I grin over at Rebecca, “Well, good morning. Did you have a nice night?”

She smirks, “Oh, I had a very nice night. He might not look like much, but Coach has hidden talents.”

I choke. First, I’ve never heard anyone refer to Gym Teacher Bob as Coach before. Second, that’s about the last person I would have assumed she’d be with.

“But enough about me,” Rebecca tips her head, indicating for me to look across the way. “Have you seen the survivalist guy yet?”

I shake my head, fine with the change of topic, “Why, is he hot?”

She lets out a groan, “So fucking hot. That man could survival me any day of the week.”

“What does that even mean?” I laugh, surreptitiously look around for this mystery man. “Do you know where they found him?”

She shrugs, “I heard someone say he’s from Darling Lake. But who knows if that’s true.”

Between two clusters of people, I catch a glimpse of a tall figure wearing a backpack, but I can’t tell if it’s the newcomer Rebecca’s talking about or just one of the dads.

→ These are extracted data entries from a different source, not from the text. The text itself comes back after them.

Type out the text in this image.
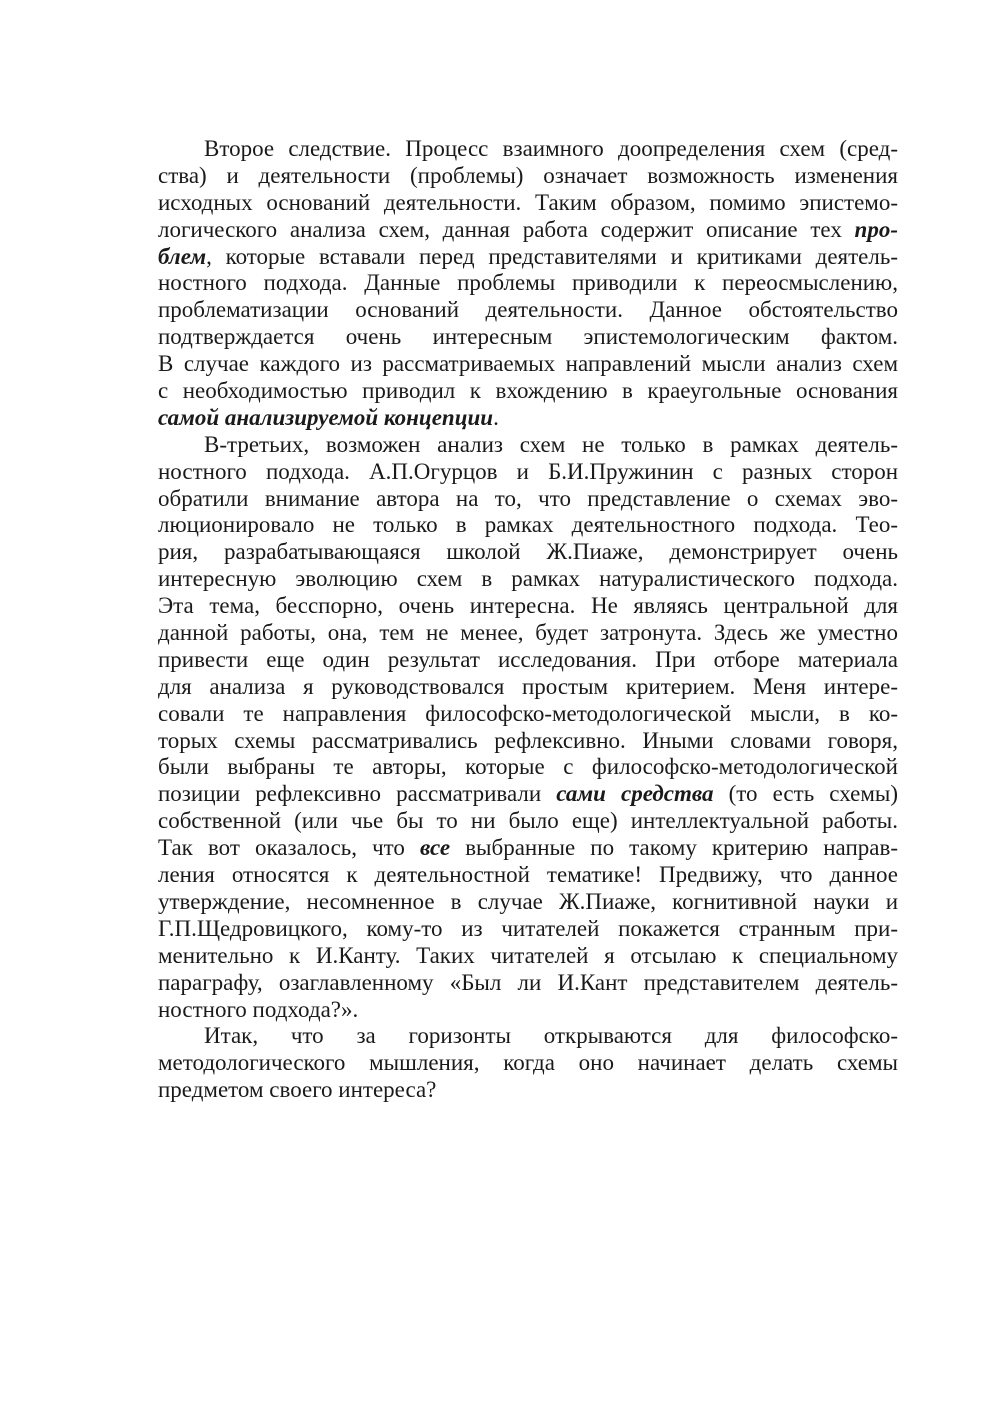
Второе следствие. Процесс взаимного доопределения схем (сред-
ства) и деятельности (проблемы) означает возможность изменения
исходных оснований деятельности. Таким образом, помимо эпистемо-
логического анализа схем, данная работа содержит описание тех про-
блем, которые вставали перед представителями и критиками деятель-
ностного подхода. Данные проблемы приводили к переосмыслению,
проблематизации оснований деятельности. Данное обстоятельство
подтверждается очень интересным эпистемологическим фактом.
В случае каждого из рассматриваемых направлений мысли анализ схем
с необходимостью приводил к вхождению в краеугольные основания
самой анализируемой концепции.
В-третьих, возможен анализ схем не только в рамках деятель-
ностного подхода. А.П.Огурцов и Б.И.Пружинин с разных сторон
обратили внимание автора на то, что представление о схемах эво-
люционировало не только в рамках деятельностного подхода. Тео-
рия, разрабатывающаяся школой Ж.Пиаже, демонстрирует очень
интересную эволюцию схем в рамках натуралистического подхода.
Эта тема, бесспорно, очень интересна. Не являясь центральной для
данной работы, она, тем не менее, будет затронута. Здесь же уместно
привести еще один результат исследования. При отборе материала
для анализа я руководствовался простым критерием. Меня интере-
совали те направления философско-методологической мысли, в ко-
торых схемы рассматривались рефлексивно. Иными словами говоря,
были выбраны те авторы, которые с философско-методологической
позиции рефлексивно рассматривали сами средства (то есть схемы)
собственной (или чье бы то ни было еще) интеллектуальной работы.
Так вот оказалось, что все выбранные по такому критерию направ-
ления относятся к деятельностной тематике! Предвижу, что данное
утверждение, несомненное в случае Ж.Пиаже, когнитивной науки и
Г.П.Щедровицкого, кому-то из читателей покажется странным при-
менительно к И.Канту. Таких читателей я отсылаю к специальному
параграфу, озаглавленному «Был ли И.Кант представителем деятель-
ностного подхода?».
Итак, что за горизонты открываются для философско-
методологического мышления, когда оно начинает делать схемы
предметом своего интереса?
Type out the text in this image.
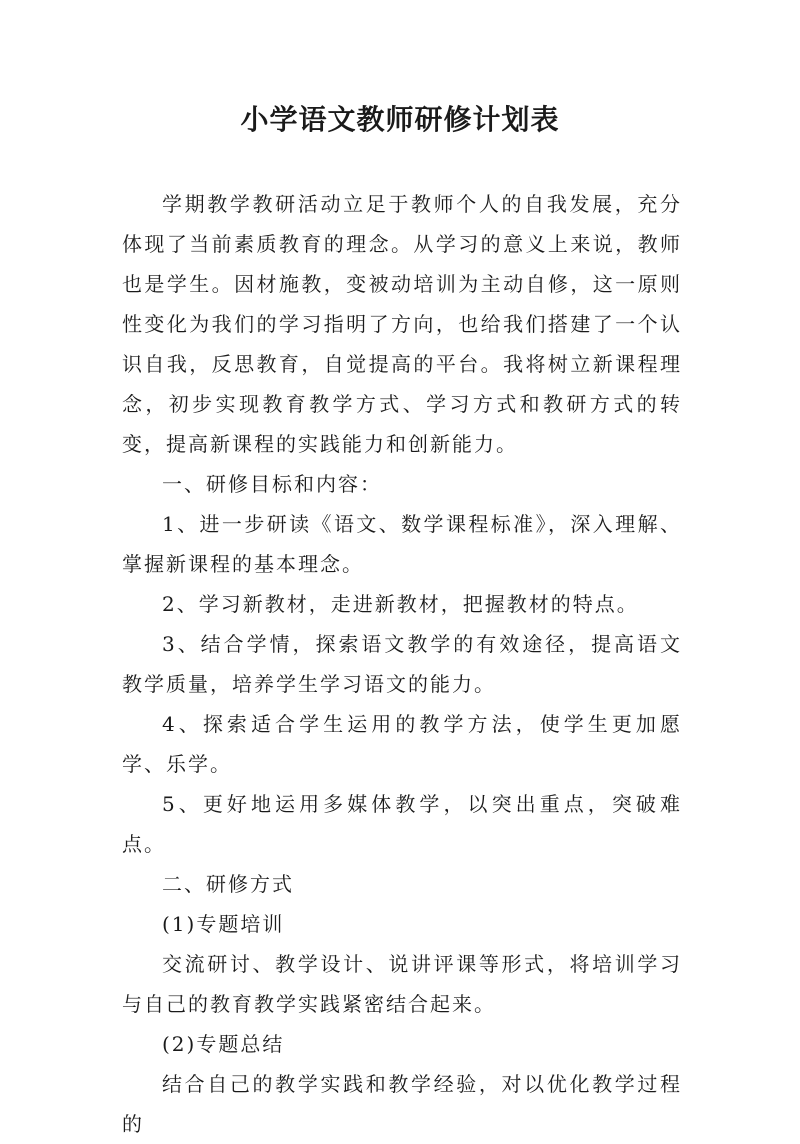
小学语文教师研修计划表

学期教学教研活动立足于教师个人的自我发展，充分体现了当前素质教育的理念。从学习的意义上来说，教师也是学生。因材施教，变被动培训为主动自修，这一原则性变化为我们的学习指明了方向，也给我们搭建了一个认识自我，反思教育，自觉提高的平台。我将树立新课程理念，初步实现教育教学方式、学习方式和教研方式的转变，提高新课程的实践能力和创新能力。

一、研修目标和内容：

1、进一步研读《语文、数学课程标准》，深入理解、掌握新课程的基本理念。

2、学习新教材，走进新教材，把握教材的特点。

3、结合学情，探索语文教学的有效途径，提高语文教学质量，培养学生学习语文的能力。

4、探索适合学生运用的教学方法，使学生更加愿学、乐学。

5、更好地运用多媒体教学，以突出重点，突破难点。

二、研修方式

(1)专题培训

交流研讨、教学设计、说讲评课等形式，将培训学习与自己的教育教学实践紧密结合起来。

(2)专题总结

结合自己的教学实践和教学经验，对以优化教学过程的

The sound of a whistle announces the start of the day, and we get up to gather round the empty firepit where Mr. Olson is standing.

He waits for us all to settle, hushing a few of the kids, before he starts, “Good morning!”

There’s a mumbled chorus of “good morning” in response.

“So glad we all survived our first night in the woods,” he chuckles, and I’ve never wanted to throat punch someone more in my life.

“If you didn’t have breakfast already, we have granola bars over there,” he points to a table, “you can eat while our special guest tells us what he has in store for us today.” Mr. Olson clasps his hands.

“So, without further ado, allow me to introduce you to Mr. Stoleman.”

Stoleman?

The collective gaze of the crowd turns my way, and a prickle of unease crawls up my neck.

Slowly, I turn around, gaze locking on a man’s profile as he walks past me, towards the front of the group.

No .

The sun sneaks through the trees, highlighting the chocolaty brown locks mussed around the man’s head.

It can’t be.

His facial hair is the same rich color as his hair, and it’s almost thick enough to be considered a beard. Like maybe he shaved it yesterday. Or the day before.

Reaching Mr. Olson’s side, the man stops and turns to face everyone.

“Please,” his voice is clear, and deep, and I feel it resonate in my bones, “call me Beckett.”